EspañolFormer Dictator Gregorio “Goyo” Álvarez, who ruled illegitimately between 1981 and 1984 during the military dictatorship in Uruguay died due to a heart failure in the early hours of Wednesday, December 28.
The former president died at the age of 91, after spending 10 years in prison for human rights violations.
Gregorio Alvarez, better known as “Goyo,” was one of the main creators of the coup d’état in 1973 and which landed him in office until 1985. He was the last de facto president of the administration that staged that coup.
Álvarez, born November 26, 1925 to a military family, began his military career in 1940, graduating as an officer of the Cavalry Regiment in 1946 and entering it in 1959.
The dictador was also Head of Operations of the Cavalry in the Military Instruction School and of the Republican Guard of Montevideo.
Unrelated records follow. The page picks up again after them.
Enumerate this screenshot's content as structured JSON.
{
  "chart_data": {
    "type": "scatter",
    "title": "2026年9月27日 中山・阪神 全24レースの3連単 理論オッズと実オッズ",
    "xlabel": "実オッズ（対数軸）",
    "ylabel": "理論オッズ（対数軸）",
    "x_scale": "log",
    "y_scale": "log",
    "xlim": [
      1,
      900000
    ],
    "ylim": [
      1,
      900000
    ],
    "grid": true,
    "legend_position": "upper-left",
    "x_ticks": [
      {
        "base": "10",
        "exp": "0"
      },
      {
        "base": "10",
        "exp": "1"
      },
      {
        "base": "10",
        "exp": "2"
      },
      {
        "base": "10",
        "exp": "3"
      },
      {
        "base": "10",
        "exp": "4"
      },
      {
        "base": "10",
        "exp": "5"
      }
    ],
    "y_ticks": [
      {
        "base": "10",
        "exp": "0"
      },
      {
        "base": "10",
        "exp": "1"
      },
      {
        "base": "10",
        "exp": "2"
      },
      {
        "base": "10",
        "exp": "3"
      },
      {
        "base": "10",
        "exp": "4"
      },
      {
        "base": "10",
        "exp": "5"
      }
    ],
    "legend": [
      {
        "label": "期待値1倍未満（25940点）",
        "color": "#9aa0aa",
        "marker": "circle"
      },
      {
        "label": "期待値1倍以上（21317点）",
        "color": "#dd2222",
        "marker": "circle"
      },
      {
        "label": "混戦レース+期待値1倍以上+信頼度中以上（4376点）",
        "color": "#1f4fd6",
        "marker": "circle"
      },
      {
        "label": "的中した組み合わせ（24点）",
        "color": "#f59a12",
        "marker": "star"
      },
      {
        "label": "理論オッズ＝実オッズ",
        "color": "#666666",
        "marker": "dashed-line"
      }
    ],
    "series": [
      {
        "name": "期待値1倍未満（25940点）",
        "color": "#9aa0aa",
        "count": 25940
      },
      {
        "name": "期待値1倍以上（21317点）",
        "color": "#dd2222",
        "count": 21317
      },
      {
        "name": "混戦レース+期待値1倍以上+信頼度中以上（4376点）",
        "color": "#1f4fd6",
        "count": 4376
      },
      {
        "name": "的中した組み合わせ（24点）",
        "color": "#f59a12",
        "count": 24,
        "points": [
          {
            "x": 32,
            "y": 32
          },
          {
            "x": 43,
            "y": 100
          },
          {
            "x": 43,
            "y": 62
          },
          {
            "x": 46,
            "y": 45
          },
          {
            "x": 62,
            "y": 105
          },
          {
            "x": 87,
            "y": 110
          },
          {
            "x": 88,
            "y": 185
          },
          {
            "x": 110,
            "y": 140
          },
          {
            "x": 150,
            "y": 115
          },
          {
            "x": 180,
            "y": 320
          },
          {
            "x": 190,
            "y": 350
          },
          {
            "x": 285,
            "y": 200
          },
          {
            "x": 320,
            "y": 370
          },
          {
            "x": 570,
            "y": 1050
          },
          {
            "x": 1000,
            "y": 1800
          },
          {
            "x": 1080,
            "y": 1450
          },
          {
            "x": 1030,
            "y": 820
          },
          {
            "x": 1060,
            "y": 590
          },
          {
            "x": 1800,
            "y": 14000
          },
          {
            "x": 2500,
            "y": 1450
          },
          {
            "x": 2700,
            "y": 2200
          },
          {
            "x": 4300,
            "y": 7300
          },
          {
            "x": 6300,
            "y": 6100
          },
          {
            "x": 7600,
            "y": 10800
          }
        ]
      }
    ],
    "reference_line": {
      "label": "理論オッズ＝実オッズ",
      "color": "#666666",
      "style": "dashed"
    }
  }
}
On February 23, 1973, months before the coup d’etat, Álvarez was appointed permanent secretary of the National Security Council, newly created after an agreement made by Boiso Lanza, who advised then-president Juan María Bordaberry (1928-2011).
After the coup on June 27 , he was one of the soldiers who entered the Legislative Palace, along with General Esteban Cristi, Colonels Alberto Ballestrino and Hugo Arregui, and Lieutenant Colonel Julio Barrabino.
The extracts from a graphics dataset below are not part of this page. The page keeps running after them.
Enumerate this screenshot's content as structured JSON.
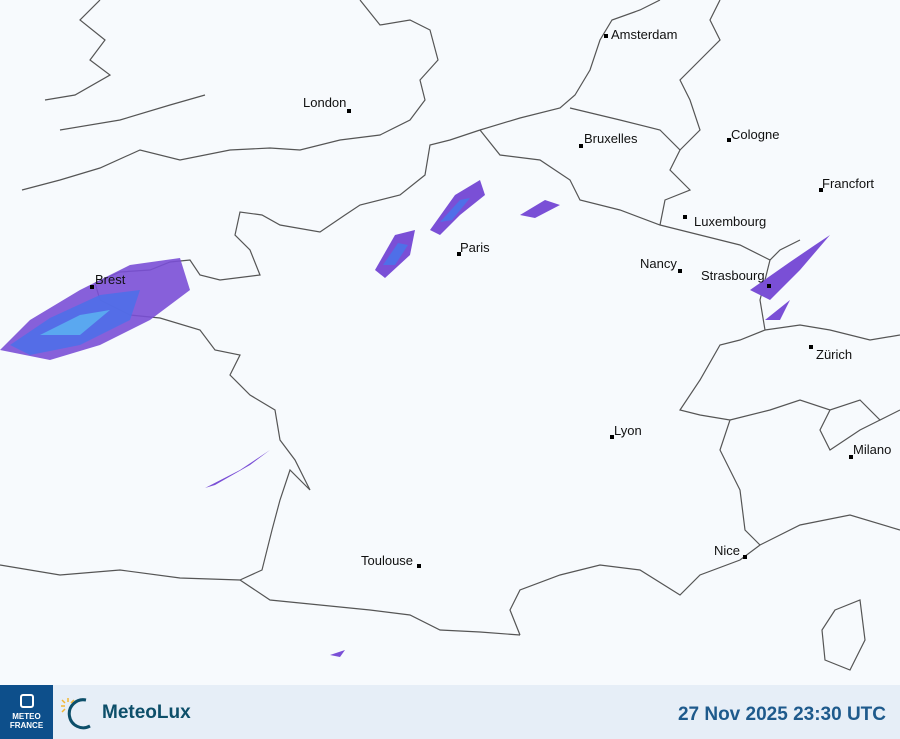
{
  "map": {
    "background_color": "#f7fafd",
    "border_color": "#555555",
    "radar_colors": [
      "#7a4fd6",
      "#4f6fe8",
      "#5aa8f0"
    ],
    "cities": [
      {
        "name": "Amsterdam"
      },
      {
        "name": "London"
      },
      {
        "name": "Bruxelles"
      },
      {
        "name": "Cologne"
      },
      {
        "name": "Francfort"
      },
      {
        "name": "Luxembourg"
      },
      {
        "name": "Paris"
      },
      {
        "name": "Nancy"
      },
      {
        "name": "Strasbourg"
      },
      {
        "name": "Brest"
      },
      {
        "name": "Zürich"
      },
      {
        "name": "Lyon"
      },
      {
        "name": "Milano"
      },
      {
        "name": "Nice"
      },
      {
        "name": "Toulouse"
      }
    ]
  },
  "footer": {
    "meteofrance_logo": "METEO FRANCE",
    "meteolux_logo": "MeteoLux",
    "timestamp": "27 Nov 2025 23:30 UTC"
  }
}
He and his term are remembered for repression.
The dictador was prosecuted for several crimes of forced disappearance linked to the secret transfers of detainees from Argentina in 1978, who were killed. Later, other crimes were added, such as the killing of 37 people when he was in charge of the Army.
Álvarez was serving a prison in a special jail but had to be transferred to a Military Hospital.
Álvarez died today at three in the morning, after two weeks in the hospital.